Suite à cette évaluation et aux recommandations de l’Anses, les pouvoirs publics se sont saisis du sujet en 2022, et ont rédigé un décret sur l’étiquetage des protections féminines. L’article 2 de ce décret stipule que l’emballage des produits ou la notice doit comporter en langue française et de manière visible et lisible doit comporter la liste de « tous les composants qui sont présents et, pour chacun de ces composants, le détail des substances et matériaux incorporés intentionnellement durant le processus de fabrication du produit fini ». Le décret est entré en vigueur le 1er avril 2024.

Conclusion

Certaines serviettes hygiéniques contiennent bien des substances cancérogènes comme l’indique l’étude de l’Anses. L’Agence nationale de sécurité sanitaire de l’alimentation, de l’environnement et du travail précise toutefois qu’aucun dépassement des seuils sanitaires n’a été observé. Par ailleurs, depuis le 1er avril 2024, un décret est entré en vigueur obligeant les fabricants à indiquer clairement et en français la composition des produits.

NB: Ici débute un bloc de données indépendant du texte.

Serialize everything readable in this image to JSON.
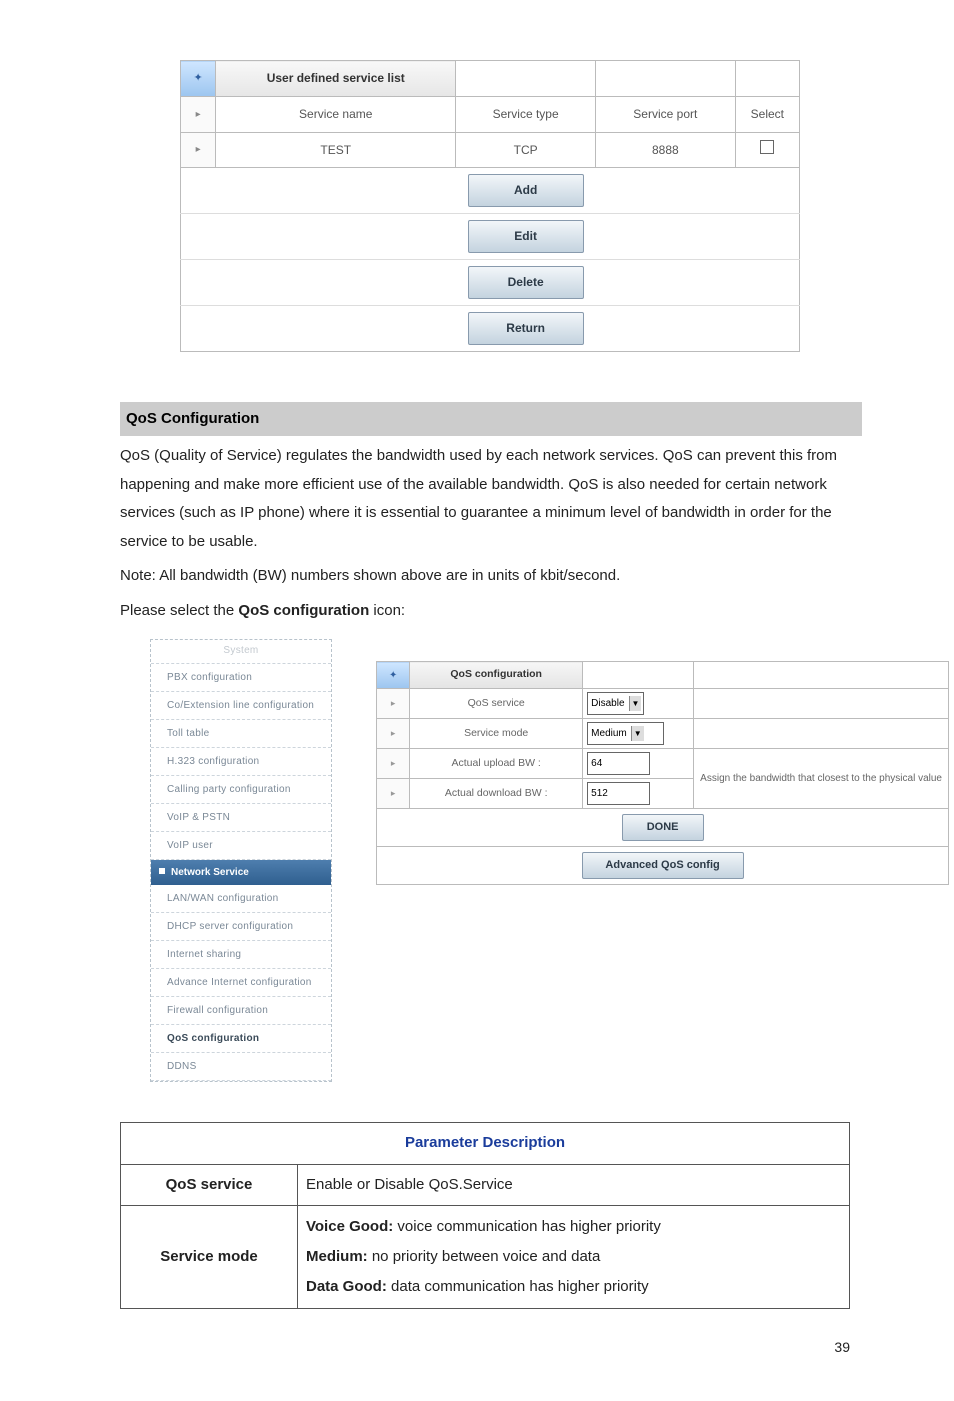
{
  "udsl": {
    "title": "User defined service list",
    "cols": {
      "name": "Service name",
      "type": "Service type",
      "port": "Service port",
      "select": "Select"
    },
    "row": {
      "name": "TEST",
      "type": "TCP",
      "port": "8888"
    },
    "buttons": {
      "add": "Add",
      "edit": "Edit",
      "delete": "Delete",
      "return": "Return"
    }
  },
  "section": {
    "title": "QoS Configuration",
    "p1": "QoS (Quality of Service) regulates the bandwidth used by each network services. QoS can prevent this from happening and make more efficient use of the available bandwidth. QoS is also needed for certain network services (such as IP phone) where it is essential to guarantee a minimum level of bandwidth in order for the service to be usable.",
    "p2": "Note: All bandwidth (BW) numbers shown above are in units of kbit/second.",
    "p3_pre": "Please select the ",
    "p3_bold": "QoS configuration",
    "p3_post": " icon:"
  },
  "menu": {
    "cut": "System",
    "items1": [
      "PBX configuration",
      "Co/Extension line configuration",
      "Toll table",
      "H.323 configuration",
      "Calling party configuration",
      "VoIP & PSTN",
      "VoIP user"
    ],
    "cat": "Network Service",
    "items2": [
      "LAN/WAN configuration",
      "DHCP server configuration",
      "Internet sharing",
      "Advance Internet configuration",
      "Firewall configuration",
      "QoS configuration",
      "DDNS"
    ],
    "active": "QoS configuration"
  },
  "qos_panel": {
    "title": "QoS configuration",
    "rows": {
      "service_lbl": "QoS service",
      "service_val": "Disable",
      "mode_lbl": "Service mode",
      "mode_val": "Medium",
      "up_lbl": "Actual upload BW :",
      "up_val": "64",
      "down_lbl": "Actual download BW :",
      "down_val": "512",
      "hint": "Assign the bandwidth that closest to the physical value"
    },
    "buttons": {
      "done": "DONE",
      "adv": "Advanced QoS config"
    }
  },
  "param": {
    "title": "Parameter Description",
    "r1_k": "QoS service",
    "r1_v": "Enable or Disable QoS.Service",
    "r2_k": "Service mode",
    "r2_v1b": "Voice Good:",
    "r2_v1": " voice communication has higher priority",
    "r2_v2b": "Medium:",
    "r2_v2": " no priority between voice and data",
    "r2_v3b": "Data Good:",
    "r2_v3": " data communication has higher priority"
  },
  "page": "39"
}
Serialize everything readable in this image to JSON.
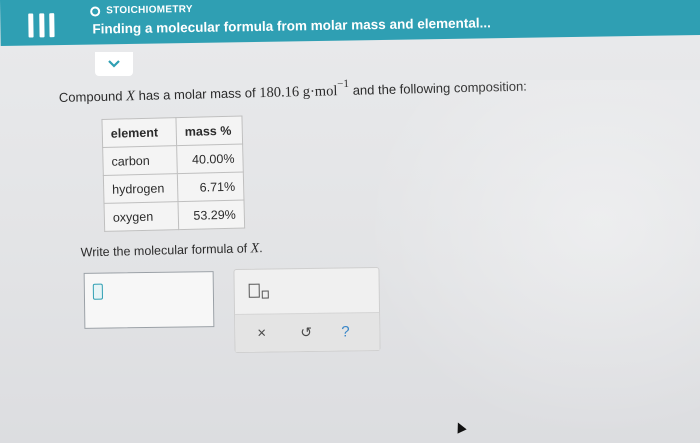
{
  "header": {
    "topic": "STOICHIOMETRY",
    "title": "Finding a molecular formula from molar mass and elemental..."
  },
  "problem": {
    "prefix": "Compound",
    "compound": "X",
    "mid": "has a molar mass of",
    "molar_mass": "180.16",
    "unit": "g·mol",
    "exponent": "−1",
    "suffix": "and the following composition:"
  },
  "table": {
    "headers": [
      "element",
      "mass %"
    ],
    "rows": [
      {
        "element": "carbon",
        "mass": "40.00%"
      },
      {
        "element": "hydrogen",
        "mass": "6.71%"
      },
      {
        "element": "oxygen",
        "mass": "53.29%"
      }
    ]
  },
  "question": {
    "text": "Write the molecular formula of",
    "var": "X",
    "end": "."
  },
  "toolbox": {
    "close": "×",
    "undo": "↺",
    "help": "?"
  },
  "colors": {
    "header": "#2f9fb3",
    "help": "#3a87c8"
  },
  "icons": [
    "menu-icon",
    "chevron-down-icon",
    "subscript-icon",
    "close-icon",
    "undo-icon",
    "help-icon"
  ]
}
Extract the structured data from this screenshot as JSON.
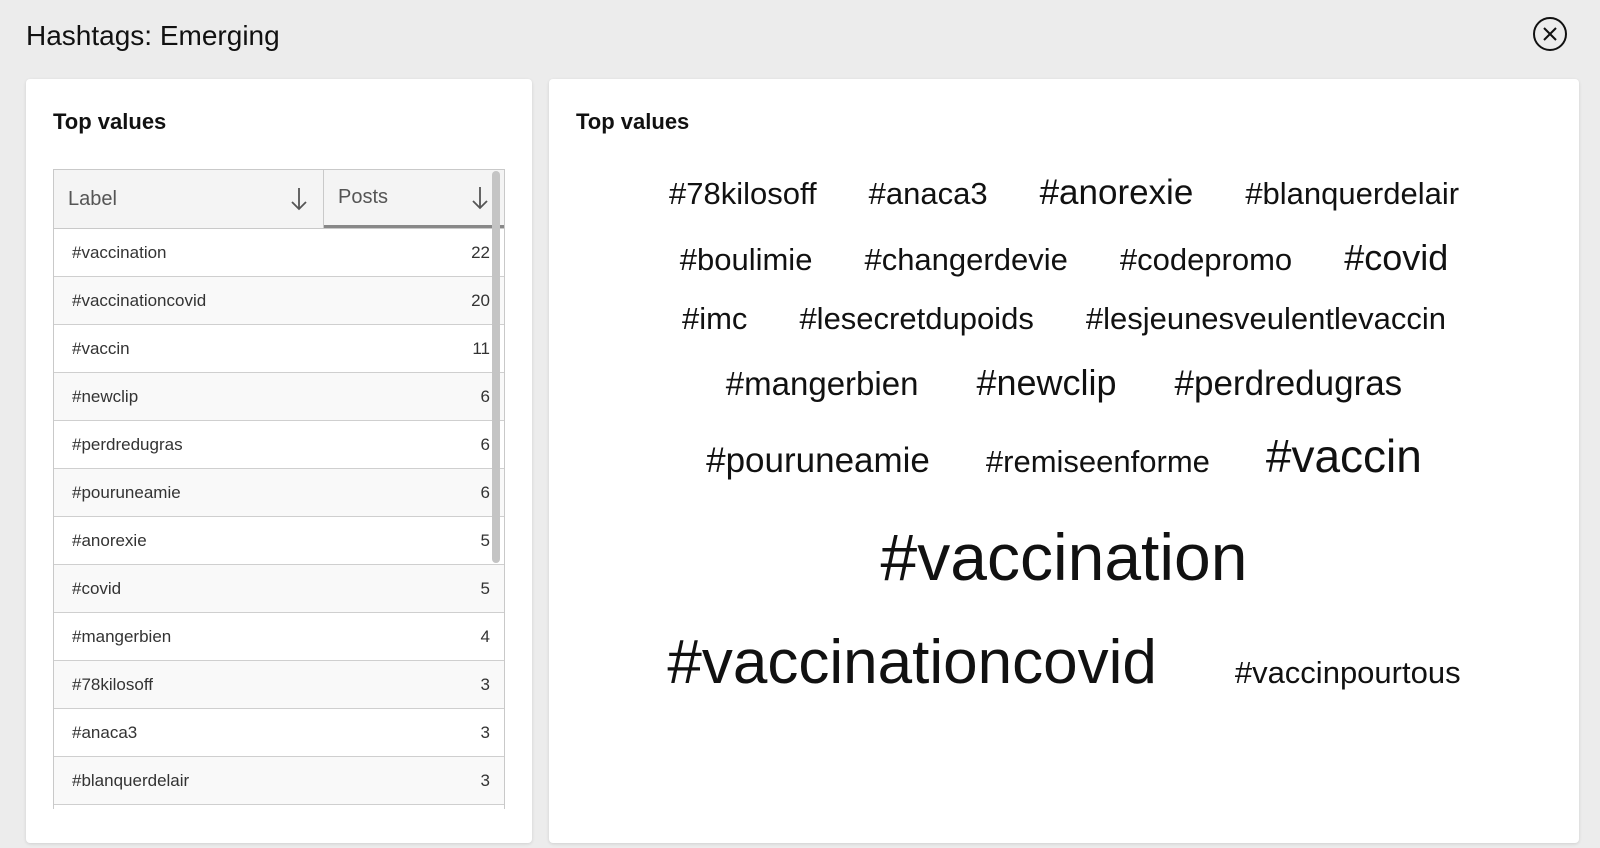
{
  "window": {
    "title": "Hashtags: Emerging",
    "close_icon": "close-circle-icon"
  },
  "table_panel": {
    "heading": "Top values",
    "columns": [
      {
        "label": "Label",
        "sort_icon": "arrow-down-icon"
      },
      {
        "label": "Posts",
        "sort_icon": "arrow-down-icon"
      }
    ],
    "rows": [
      {
        "label": "#vaccination",
        "posts": "22"
      },
      {
        "label": "#vaccinationcovid",
        "posts": "20"
      },
      {
        "label": "#vaccin",
        "posts": "11"
      },
      {
        "label": "#newclip",
        "posts": "6"
      },
      {
        "label": "#perdredugras",
        "posts": "6"
      },
      {
        "label": "#pouruneamie",
        "posts": "6"
      },
      {
        "label": "#anorexie",
        "posts": "5"
      },
      {
        "label": "#covid",
        "posts": "5"
      },
      {
        "label": "#mangerbien",
        "posts": "4"
      },
      {
        "label": "#78kilosoff",
        "posts": "3"
      },
      {
        "label": "#anaca3",
        "posts": "3"
      },
      {
        "label": "#blanquerdelair",
        "posts": "3"
      }
    ]
  },
  "cloud_panel": {
    "heading": "Top values",
    "rows": [
      [
        "#78kilosoff",
        "#anaca3",
        "#anorexie",
        "#blanquerdelair"
      ],
      [
        "#boulimie",
        "#changerdevie",
        "#codepromo",
        "#covid"
      ],
      [
        "#imc",
        "#lesecretdupoids",
        "#lesjeunesveulentlevaccin"
      ],
      [
        "#mangerbien",
        "#newclip",
        "#perdredugras"
      ],
      [
        "#pouruneamie",
        "#remiseenforme",
        "#vaccin"
      ],
      [
        "#vaccination"
      ],
      [
        "#vaccinationcovid",
        "#vaccinpourtous"
      ]
    ]
  }
}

Le sujet des serviettes hygiéniques suscite tellement de préoccupations que certaines marques insistent désormais dans leurs campagnes de publicité sur l’absence de produits chimiques dans leurs protections. Cela reflète une évolution du marché, où l’argument de la composition « saine » devient un véritable levier de communication. En mettant en avant des formules « sans produits chimiques » ou « 100 % naturelles », ces marques cherchent à se démarquer, tout en répondant à une demande croissante de transparence et de sécurité.